Research

Section Research Themes

The management of responsible innovation is a key theme for the ETI section. Against that background, the research of ETI is more specifically organized along two interacting themes:

  1. The design and development of institutions and regulations in which the direction of technological change takes place, and
  2. the agents in and strategies of innovative organizations aimed at developing new technologies in the framework of these institutions and regulations.

Institutional design

As realizing responsible innovations requires the right incentive structures being in place, institutional design is an important topic to study. Incentive structures are broader than only monetized incentives and involve forms of regulation, norms and standards, information structures, decision-making and contracting structures. Values, in the sense of social norms on what is considered right or wrong, can play an important role in such objects of institutional design. A link exists between our work and that of Ostrom (2005).

The methodology of our institutional design research is mainly conceptual. The practical cases that we have studied, have in the past decade mainly been taken from the energy domain. An example is a project on Network Infrastructures Technology and Institutions.

In the analysis of energy cases, we greatly benefit from the sociotechnical systems perspective of the overarching Faculty of Technology, Policy and Management (TPM) and the systems modelling knowledge in the TPM-departments MAS and ESS.

Theoretical and empirical developments in the field of economics of complementarities, network externalities, agency costs and asymmetric information have potential to contribute to further deepening of institutional economic analyses and designs applied to socio-technical systems and innovative eco-systems.

Agents in and strategies of innovative organizations

This strand of research is complementary to analyses at the system level, as it investigates how the socio-technical institutional context works out at the individual and organizational level of an economy. Our work on this research theme encompasses human capital issues, the role and relationships of different innovative agents, and self-enforcing mechanisms due to standardization and technology battles. Some examples are

We also pay attention to emerging and international economies, i.e. to innovation processes in non-Western countries and companies and to the impact of technological developments on geopolitical structures and policies. We study, for example, the shift from fossil- to renewable energy systems in non-Western countries and its implications for the (in)efficiency (overengineering, regulations) of technology development processes in the  European Union and the Netherlands. Examples are geopolitics and the emergence of hydrogen trade and supply networks.

The increasing international refocusing of technology development in emerging economies provides new research questions and contributes to reducing geographical favouritism (i.e. only focusing on Western countries). This research is done in collaboration with the International Centre for Frugal Innovations (ICFI).

Application domains

Besides the energy sector as an important application domain for our research, we are increasingly paying attention to technical domains such as artificial intelligence, quantum computing, and health technology; the fast developments in these domains have socially disruptive consequences. They require economic and institutional analyses to steer them in a desirable direction. We study these developments with a specific responsible innovation lens and a focus on mission driven innovation systems.

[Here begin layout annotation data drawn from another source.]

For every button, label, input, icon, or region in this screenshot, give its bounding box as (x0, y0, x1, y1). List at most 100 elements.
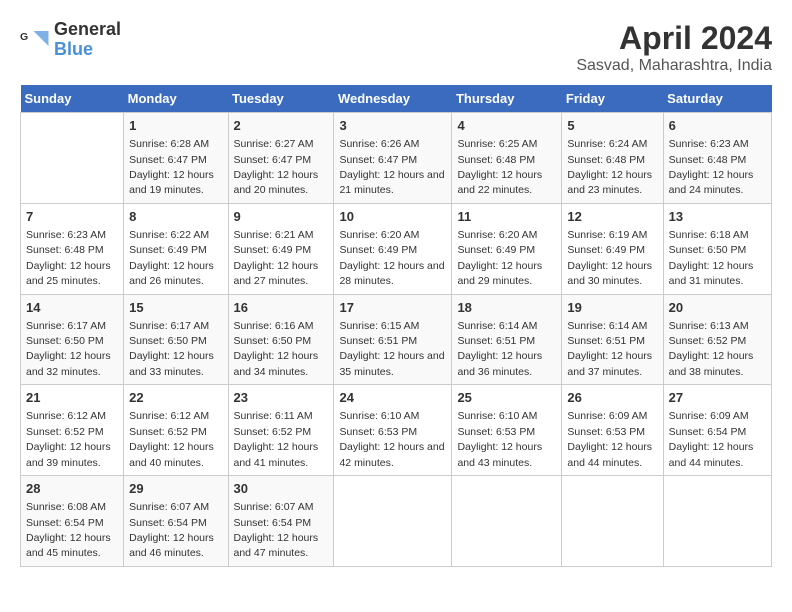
calendar-week-row: 28 Sunrise: 6:08 AMSunset: 6:54 PMDayligh… (21, 476, 772, 567)
calendar-week-row: 14 Sunrise: 6:17 AMSunset: 6:50 PMDayligh… (21, 294, 772, 385)
calendar-day-cell (21, 113, 124, 204)
day-number: 15 (129, 299, 222, 317)
calendar-day-cell: 27Sunrise: 6:09 AMSunset: 6:54 PMDayligh… (663, 385, 771, 476)
day-number: 7 (26, 208, 118, 226)
day-number: 18 (457, 299, 556, 317)
calendar-day-cell (562, 476, 663, 567)
calendar-day-cell: 18 Sunrise: 6:14 AMSunset: 6:51 PMDayligh… (452, 294, 562, 385)
calendar-day-cell (452, 476, 562, 567)
day-info: Sunrise: 6:20 AMSunset: 6:49 PMDaylight:… (339, 229, 444, 287)
day-number: 3 (339, 117, 446, 135)
day-info: Sunrise: 6:23 AMSunset: 6:48 PMDaylight:… (669, 138, 754, 196)
calendar-day-cell (663, 476, 771, 567)
weekday-header: Friday (562, 85, 663, 113)
day-info: Sunrise: 6:17 AMSunset: 6:50 PMDaylight:… (26, 320, 111, 378)
day-number: 24 (339, 389, 446, 407)
calendar-day-cell: 2Sunrise: 6:27 AMSunset: 6:47 PMDaylight… (228, 113, 334, 204)
day-info: Sunrise: 6:10 AMSunset: 6:53 PMDaylight:… (339, 410, 444, 468)
calendar-day-cell: 21 Sunrise: 6:12 AMSunset: 6:52 PMDayligh… (21, 385, 124, 476)
day-number: 14 (26, 299, 118, 317)
day-info: Sunrise: 6:09 AMSunset: 6:54 PMDaylight:… (669, 410, 754, 468)
day-number: 9 (234, 208, 329, 226)
day-info: Sunrise: 6:09 AMSunset: 6:53 PMDaylight:… (567, 410, 652, 468)
day-info: Sunrise: 6:07 AMSunset: 6:54 PMDaylight:… (234, 501, 319, 559)
day-info: Sunrise: 6:23 AMSunset: 6:48 PMDaylight:… (26, 229, 111, 287)
day-number: 17 (339, 299, 446, 317)
calendar-day-cell: 8 Sunrise: 6:22 AMSunset: 6:49 PMDaylight… (124, 203, 228, 294)
calendar-day-cell: 16 Sunrise: 6:16 AMSunset: 6:50 PMDayligh… (228, 294, 334, 385)
weekday-header: Wednesday (334, 85, 452, 113)
day-number: 20 (669, 299, 766, 317)
day-number: 4 (457, 117, 556, 135)
calendar-day-cell: 28 Sunrise: 6:08 AMSunset: 6:54 PMDayligh… (21, 476, 124, 567)
calendar-header-row: SundayMondayTuesdayWednesdayThursdayFrid… (21, 85, 772, 113)
calendar-day-cell: 1Sunrise: 6:28 AMSunset: 6:47 PMDaylight… (124, 113, 228, 204)
day-number: 26 (567, 389, 657, 407)
day-number: 22 (129, 389, 222, 407)
calendar-week-row: 21 Sunrise: 6:12 AMSunset: 6:52 PMDayligh… (21, 385, 772, 476)
calendar-day-cell: 17 Sunrise: 6:15 AMSunset: 6:51 PMDayligh… (334, 294, 452, 385)
title-block: April 2024 Sasvad, Maharashtra, India (576, 20, 772, 75)
day-number: 19 (567, 299, 657, 317)
day-info: Sunrise: 6:15 AMSunset: 6:51 PMDaylight:… (339, 320, 444, 378)
weekday-header: Sunday (21, 85, 124, 113)
weekday-header: Thursday (452, 85, 562, 113)
calendar-day-cell: 7 Sunrise: 6:23 AMSunset: 6:48 PMDaylight… (21, 203, 124, 294)
weekday-header: Tuesday (228, 85, 334, 113)
logo-icon: G (20, 25, 50, 55)
day-number: 28 (26, 480, 118, 498)
day-info: Sunrise: 6:13 AMSunset: 6:52 PMDaylight:… (669, 320, 754, 378)
day-info: Sunrise: 6:17 AMSunset: 6:50 PMDaylight:… (129, 320, 214, 378)
day-info: Sunrise: 6:14 AMSunset: 6:51 PMDaylight:… (457, 320, 542, 378)
calendar-day-cell: 5Sunrise: 6:24 AMSunset: 6:48 PMDaylight… (562, 113, 663, 204)
day-number: 2 (234, 117, 329, 135)
calendar-day-cell (334, 476, 452, 567)
calendar-day-cell: 20 Sunrise: 6:13 AMSunset: 6:52 PMDayligh… (663, 294, 771, 385)
logo: G GeneralBlue (20, 20, 121, 60)
calendar-day-cell: 9 Sunrise: 6:21 AMSunset: 6:49 PMDaylight… (228, 203, 334, 294)
day-number: 12 (567, 208, 657, 226)
day-info: Sunrise: 6:14 AMSunset: 6:51 PMDaylight:… (567, 320, 652, 378)
day-info: Sunrise: 6:20 AMSunset: 6:49 PMDaylight:… (457, 229, 542, 287)
day-info: Sunrise: 6:11 AMSunset: 6:52 PMDaylight:… (234, 410, 319, 468)
day-info: Sunrise: 6:08 AMSunset: 6:54 PMDaylight:… (26, 501, 111, 559)
calendar-day-cell: 3 Sunrise: 6:26 AMSunset: 6:47 PMDaylight… (334, 113, 452, 204)
weekday-header: Saturday (663, 85, 771, 113)
day-number: 30 (234, 480, 329, 498)
day-info: Sunrise: 6:26 AMSunset: 6:47 PMDaylight:… (339, 138, 444, 196)
calendar-day-cell: 10 Sunrise: 6:20 AMSunset: 6:49 PMDayligh… (334, 203, 452, 294)
logo-text: GeneralBlue (54, 20, 121, 60)
day-number: 29 (129, 480, 222, 498)
day-number: 8 (129, 208, 222, 226)
day-number: 10 (339, 208, 446, 226)
calendar-day-cell: 26 Sunrise: 6:09 AMSunset: 6:53 PMDayligh… (562, 385, 663, 476)
weekday-header: Monday (124, 85, 228, 113)
calendar-day-cell: 30 Sunrise: 6:07 AMSunset: 6:54 PMDayligh… (228, 476, 334, 567)
calendar-day-cell: 19 Sunrise: 6:14 AMSunset: 6:51 PMDayligh… (562, 294, 663, 385)
svg-text:G: G (20, 31, 28, 43)
calendar-table: SundayMondayTuesdayWednesdayThursdayFrid… (20, 85, 772, 567)
calendar-day-cell: 23 Sunrise: 6:11 AMSunset: 6:52 PMDayligh… (228, 385, 334, 476)
calendar-day-cell: 24 Sunrise: 6:10 AMSunset: 6:53 PMDayligh… (334, 385, 452, 476)
calendar-week-row: 1Sunrise: 6:28 AMSunset: 6:47 PMDaylight… (21, 113, 772, 204)
day-number: 21 (26, 389, 118, 407)
day-info: Sunrise: 6:19 AMSunset: 6:49 PMDaylight:… (567, 229, 652, 287)
day-info: Sunrise: 6:16 AMSunset: 6:50 PMDaylight:… (234, 320, 319, 378)
day-info: Sunrise: 6:18 AMSunset: 6:50 PMDaylight:… (669, 229, 754, 287)
calendar-day-cell: 11Sunrise: 6:20 AMSunset: 6:49 PMDayligh… (452, 203, 562, 294)
calendar-day-cell: 22Sunrise: 6:12 AMSunset: 6:52 PMDayligh… (124, 385, 228, 476)
calendar-week-row: 7 Sunrise: 6:23 AMSunset: 6:48 PMDaylight… (21, 203, 772, 294)
day-info: Sunrise: 6:22 AMSunset: 6:49 PMDaylight:… (129, 229, 214, 287)
day-info: Sunrise: 6:24 AMSunset: 6:48 PMDaylight:… (567, 138, 652, 196)
day-number: 23 (234, 389, 329, 407)
day-number: 25 (457, 389, 556, 407)
calendar-day-cell: 6Sunrise: 6:23 AMSunset: 6:48 PMDaylight… (663, 113, 771, 204)
calendar-day-cell: 15 Sunrise: 6:17 AMSunset: 6:50 PMDayligh… (124, 294, 228, 385)
day-info: Sunrise: 6:12 AMSunset: 6:52 PMDaylight:… (26, 410, 111, 468)
day-info: Sunrise: 6:21 AMSunset: 6:49 PMDaylight:… (234, 229, 319, 287)
calendar-day-cell: 25Sunrise: 6:10 AMSunset: 6:53 PMDayligh… (452, 385, 562, 476)
page-header: G GeneralBlue April 2024 Sasvad, Maharas… (20, 20, 772, 75)
day-number: 13 (669, 208, 766, 226)
day-number: 16 (234, 299, 329, 317)
calendar-day-cell: 29Sunrise: 6:07 AMSunset: 6:54 PMDayligh… (124, 476, 228, 567)
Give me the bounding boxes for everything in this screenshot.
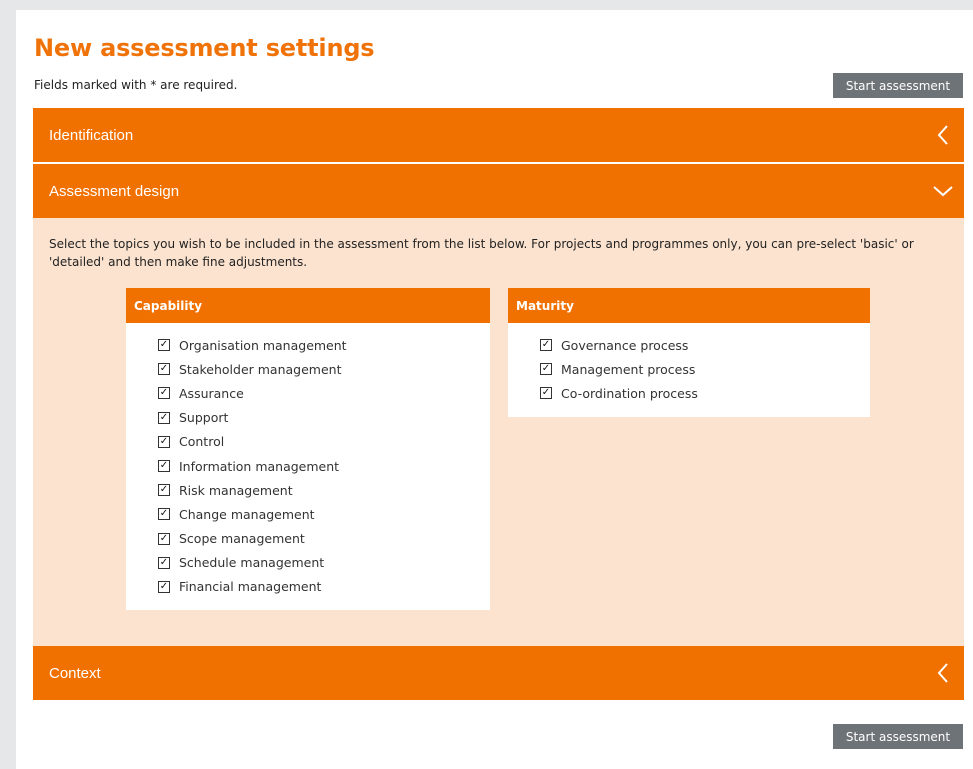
checkbox-checked-icon[interactable]: ✓ — [158, 556, 170, 569]
checkbox-checked-icon[interactable]: ✓ — [158, 508, 170, 521]
topic-label: Change management — [179, 506, 315, 522]
topic-label: Co-ordination process — [561, 385, 698, 401]
topic-checkbox-row[interactable]: ✓ Risk management — [158, 478, 490, 502]
assessment-design-body: Select the topics you wish to be include… — [33, 218, 964, 646]
page-title: New assessment settings — [34, 34, 375, 62]
topic-checkbox-row[interactable]: ✓ Stakeholder management — [158, 357, 490, 381]
capability-panel: Capability ✓ Organisation management ✓ Sta… — [126, 288, 490, 610]
topic-label: Governance process — [561, 337, 689, 353]
topic-label: Stakeholder management — [179, 361, 342, 377]
topic-label: Organisation management — [179, 337, 347, 353]
section-assessment-design-header[interactable]: Assessment design — [33, 164, 964, 218]
maturity-panel-header: Maturity — [508, 288, 870, 323]
capability-topic-list: ✓ Organisation management ✓ Stakeholder ma… — [126, 323, 490, 599]
chevron-down-icon[interactable] — [932, 180, 954, 202]
start-assessment-button-top[interactable]: Start assessment — [833, 73, 963, 98]
topic-checkbox-row[interactable]: ✓ Governance process — [540, 333, 870, 357]
chevron-left-icon[interactable] — [932, 662, 954, 684]
checkbox-checked-icon[interactable]: ✓ — [158, 363, 170, 376]
topic-checkbox-row[interactable]: ✓ Control — [158, 430, 490, 454]
checkbox-checked-icon[interactable]: ✓ — [158, 532, 170, 545]
maturity-panel: Maturity ✓ Governance process ✓ Management… — [508, 288, 870, 417]
checkbox-checked-icon[interactable]: ✓ — [540, 339, 552, 352]
topic-checkbox-row[interactable]: ✓ Scope management — [158, 527, 490, 551]
topic-checkbox-row[interactable]: ✓ Change management — [158, 502, 490, 526]
topic-checkbox-row[interactable]: ✓ Financial management — [158, 575, 490, 599]
topic-checkbox-row[interactable]: ✓ Organisation management — [158, 333, 490, 357]
topic-label: Information management — [179, 458, 340, 474]
topic-checkbox-row[interactable]: ✓ Schedule management — [158, 551, 490, 575]
topic-checkbox-row[interactable]: ✓ Co-ordination process — [540, 381, 870, 405]
topic-selection-instructions: Select the topics you wish to be include… — [49, 237, 914, 269]
settings-page: New assessment settings Fields marked wi… — [16, 10, 973, 769]
section-identification-label: Identification — [49, 126, 134, 144]
topic-label: Management process — [561, 361, 696, 377]
checkbox-checked-icon[interactable]: ✓ — [158, 435, 170, 448]
maturity-topic-list: ✓ Governance process ✓ Management process … — [508, 323, 870, 406]
checkbox-checked-icon[interactable]: ✓ — [158, 460, 170, 473]
checkbox-checked-icon[interactable]: ✓ — [158, 339, 170, 352]
topic-checkbox-row[interactable]: ✓ Support — [158, 406, 490, 430]
topic-checkbox-row[interactable]: ✓ Information management — [158, 454, 490, 478]
section-identification-header[interactable]: Identification — [33, 108, 964, 162]
checkbox-checked-icon[interactable]: ✓ — [540, 387, 552, 400]
topic-label: Risk management — [179, 482, 293, 498]
checkbox-checked-icon[interactable]: ✓ — [158, 411, 170, 424]
section-assessment-design-label: Assessment design — [49, 182, 180, 200]
capability-panel-header: Capability — [126, 288, 490, 323]
checkbox-checked-icon[interactable]: ✓ — [158, 580, 170, 593]
topic-label: Scope management — [179, 531, 305, 547]
topic-checkbox-row[interactable]: ✓ Assurance — [158, 381, 490, 405]
checkbox-checked-icon[interactable]: ✓ — [158, 387, 170, 400]
topic-label: Financial management — [179, 579, 322, 595]
topic-label: Assurance — [179, 385, 244, 401]
start-assessment-button-bottom[interactable]: Start assessment — [833, 724, 963, 749]
topic-label: Schedule management — [179, 555, 325, 571]
section-context-label: Context — [49, 664, 101, 682]
topic-label: Support — [179, 410, 229, 426]
checkbox-checked-icon[interactable]: ✓ — [158, 484, 170, 497]
required-fields-note: Fields marked with * are required. — [34, 78, 238, 92]
topic-checkbox-row[interactable]: ✓ Management process — [540, 357, 870, 381]
section-context-header[interactable]: Context — [33, 646, 964, 700]
topic-label: Control — [179, 434, 225, 450]
chevron-left-icon[interactable] — [932, 124, 954, 146]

With this change of scope towards (socially disruptive) new technologies, the members of ETI aim to combine scholarly excellence with a constant engagement with real-world problems, including problems caused by the transition to a low-carbon economy, automation and the 4th Industrial Revolution (“the platform economy”) and/or challenges related to safeguarding and funding of affordable and clean energy and the financing of public health systems.

Our methodological toolkit

ETI members cross disciplinary boundaries and integrate insights from economics, engineering and management, bringing them to bear on economic, business, and societal issues. A multi-method approach is central to all research of the ETI section. Our toolkit includes, for example, case studies, social network analysis, experimental setups and statistical and econometric methods.

From exogenous to responsible & mission-driven technological change

BACKGROUND

A central theme of the section’s research is the direction of technological change. Economic growth theory from the 1950s through the 1980s saw technological change as an exogenous force. Later, technology became seen as an endogenous force, but was considered supply-driven and determined by price incentives given to inventors.

In the last decade, this price-induced economic literature has increasingly paid attention to directed technical change, especially change aimed at environmentally friendly technology. The research activities of our section fit in this directed-technological-change-literature, but it primarily focuses on the demand side by considering other values than only prices and profits, such as safety and other ethical and social values.

Such values are expressed, for example, in the societal grand challenges formulated by the European Union (EU) and the Sustainable Development Goals (SDGs) by the United Nations. These have contributed to the rise of mission-driven innovation systems.

These developments have contributed to the rise of the concept of responsible innovation (RI), which has become an important theme within both our section and department, as well as in the academic innovation literature. RI aims to incorporate various societal/ethical values in innovation processes. These values can, however, conflict with each other, in which case trade-off decisions may be needed due to scarcity of economic resources.

 

Department Research Themes

The section Economics of Technology and Innovation contributes to three main research themes that intersect the overarching Department of Values, Technology & Innovation (VTI), all related to responsible innovation. Within these three themes, our focal point is on the management of responsible innovation.